Time-resolved ARPES Determination of a Quasi-Particle Band Gap and Hot Electron Dynamics in Monolayer MoS2

The electronic structure and dynamics of 2D transition metal dichalcogenide (TMD) monolayers provide important underpinnings both for understanding the many-body physics of electronic quasi-particles and for applications in advanced optoelectronic devices. However, extensive experimental investigations of semiconducting monolayer TMDs have yielded inconsistent results for a key parameter, the quasi-particle band gap (QBG), even for measurements carried out on the same layer and substrate combination. Here, we employ sensitive time- and angle-resolved photoelectron spectroscopy (trARPES) for a high-quality large-area MoS2 monolayer to capture its momentumresolved equilibrium and excited-state electronic structure in the weakexcitation limit.
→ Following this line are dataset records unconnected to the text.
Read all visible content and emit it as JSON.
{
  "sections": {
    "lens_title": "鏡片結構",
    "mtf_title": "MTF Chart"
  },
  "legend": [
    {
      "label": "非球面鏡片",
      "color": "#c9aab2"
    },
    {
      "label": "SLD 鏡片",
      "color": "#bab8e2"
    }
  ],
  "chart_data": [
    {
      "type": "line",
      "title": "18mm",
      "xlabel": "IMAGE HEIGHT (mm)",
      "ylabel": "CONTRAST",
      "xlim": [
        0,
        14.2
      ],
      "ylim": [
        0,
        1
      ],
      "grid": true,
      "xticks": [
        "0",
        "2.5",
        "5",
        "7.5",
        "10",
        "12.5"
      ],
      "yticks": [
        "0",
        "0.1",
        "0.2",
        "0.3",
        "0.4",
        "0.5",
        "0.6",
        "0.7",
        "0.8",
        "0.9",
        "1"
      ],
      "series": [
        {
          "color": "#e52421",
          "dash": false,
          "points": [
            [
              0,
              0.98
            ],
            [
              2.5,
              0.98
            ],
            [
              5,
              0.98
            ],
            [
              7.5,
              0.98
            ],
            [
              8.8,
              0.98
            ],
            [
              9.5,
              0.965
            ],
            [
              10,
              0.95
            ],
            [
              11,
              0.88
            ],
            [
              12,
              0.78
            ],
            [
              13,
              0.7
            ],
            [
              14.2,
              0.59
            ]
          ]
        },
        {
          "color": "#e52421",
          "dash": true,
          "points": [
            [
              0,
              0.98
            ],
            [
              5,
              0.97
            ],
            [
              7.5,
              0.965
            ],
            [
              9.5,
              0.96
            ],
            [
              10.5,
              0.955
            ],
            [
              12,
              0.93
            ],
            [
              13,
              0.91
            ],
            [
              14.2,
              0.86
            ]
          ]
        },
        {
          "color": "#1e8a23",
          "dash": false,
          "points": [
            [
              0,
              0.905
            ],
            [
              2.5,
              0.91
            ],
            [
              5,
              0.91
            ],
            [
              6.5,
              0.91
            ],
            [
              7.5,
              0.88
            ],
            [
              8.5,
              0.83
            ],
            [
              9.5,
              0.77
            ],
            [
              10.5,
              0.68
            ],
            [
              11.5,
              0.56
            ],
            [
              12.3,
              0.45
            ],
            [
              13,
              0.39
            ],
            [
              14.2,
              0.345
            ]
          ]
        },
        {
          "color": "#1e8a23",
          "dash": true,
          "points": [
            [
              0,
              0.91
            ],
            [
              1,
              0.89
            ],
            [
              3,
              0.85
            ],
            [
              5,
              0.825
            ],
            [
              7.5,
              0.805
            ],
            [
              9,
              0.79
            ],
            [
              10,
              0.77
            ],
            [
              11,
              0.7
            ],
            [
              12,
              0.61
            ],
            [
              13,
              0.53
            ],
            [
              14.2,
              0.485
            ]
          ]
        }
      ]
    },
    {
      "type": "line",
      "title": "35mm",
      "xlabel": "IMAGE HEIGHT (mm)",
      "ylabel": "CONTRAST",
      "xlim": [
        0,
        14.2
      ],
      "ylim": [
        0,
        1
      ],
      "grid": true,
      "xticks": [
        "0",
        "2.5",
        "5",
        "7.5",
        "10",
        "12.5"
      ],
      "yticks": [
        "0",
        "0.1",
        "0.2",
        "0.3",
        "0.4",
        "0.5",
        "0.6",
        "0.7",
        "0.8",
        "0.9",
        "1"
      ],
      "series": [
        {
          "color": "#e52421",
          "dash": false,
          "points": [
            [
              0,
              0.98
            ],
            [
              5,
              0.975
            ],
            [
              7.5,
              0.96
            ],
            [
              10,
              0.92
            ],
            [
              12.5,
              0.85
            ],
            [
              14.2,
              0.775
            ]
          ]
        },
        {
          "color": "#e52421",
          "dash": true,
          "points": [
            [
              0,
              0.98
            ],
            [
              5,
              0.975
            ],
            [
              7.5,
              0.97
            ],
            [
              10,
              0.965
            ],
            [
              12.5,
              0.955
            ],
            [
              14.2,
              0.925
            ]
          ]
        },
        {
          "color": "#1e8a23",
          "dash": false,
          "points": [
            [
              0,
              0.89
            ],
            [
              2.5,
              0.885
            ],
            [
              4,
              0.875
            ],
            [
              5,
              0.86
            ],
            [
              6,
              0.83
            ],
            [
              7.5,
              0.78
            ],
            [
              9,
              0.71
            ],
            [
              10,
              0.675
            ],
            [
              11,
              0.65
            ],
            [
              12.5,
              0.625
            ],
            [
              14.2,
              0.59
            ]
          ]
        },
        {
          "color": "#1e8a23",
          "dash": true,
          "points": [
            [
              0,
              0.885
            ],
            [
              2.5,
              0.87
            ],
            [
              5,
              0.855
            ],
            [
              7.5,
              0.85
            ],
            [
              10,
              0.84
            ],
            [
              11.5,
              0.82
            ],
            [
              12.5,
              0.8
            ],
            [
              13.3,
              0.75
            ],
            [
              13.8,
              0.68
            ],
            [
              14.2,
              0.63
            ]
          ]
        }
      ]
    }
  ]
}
For monolayer MoS2 on graphite, we obtain QBG values of similar to 2.10 eV at 80 K and of similar to 2.03 eV at 300 K, results well-corroborated by the scanning tunneling spectroscopy (STS) measurements on the same material.

Automated summary

This study utilizes sensitive time- and angle-resolved photoelectron spectroscopy to investigate MoS2 monolayers, revealing QBG values of approximately 2.10 eV at 80 K and around 2.03 eV at 300 K, well-supported by scanning tunneling spectroscopy measurements on the same material.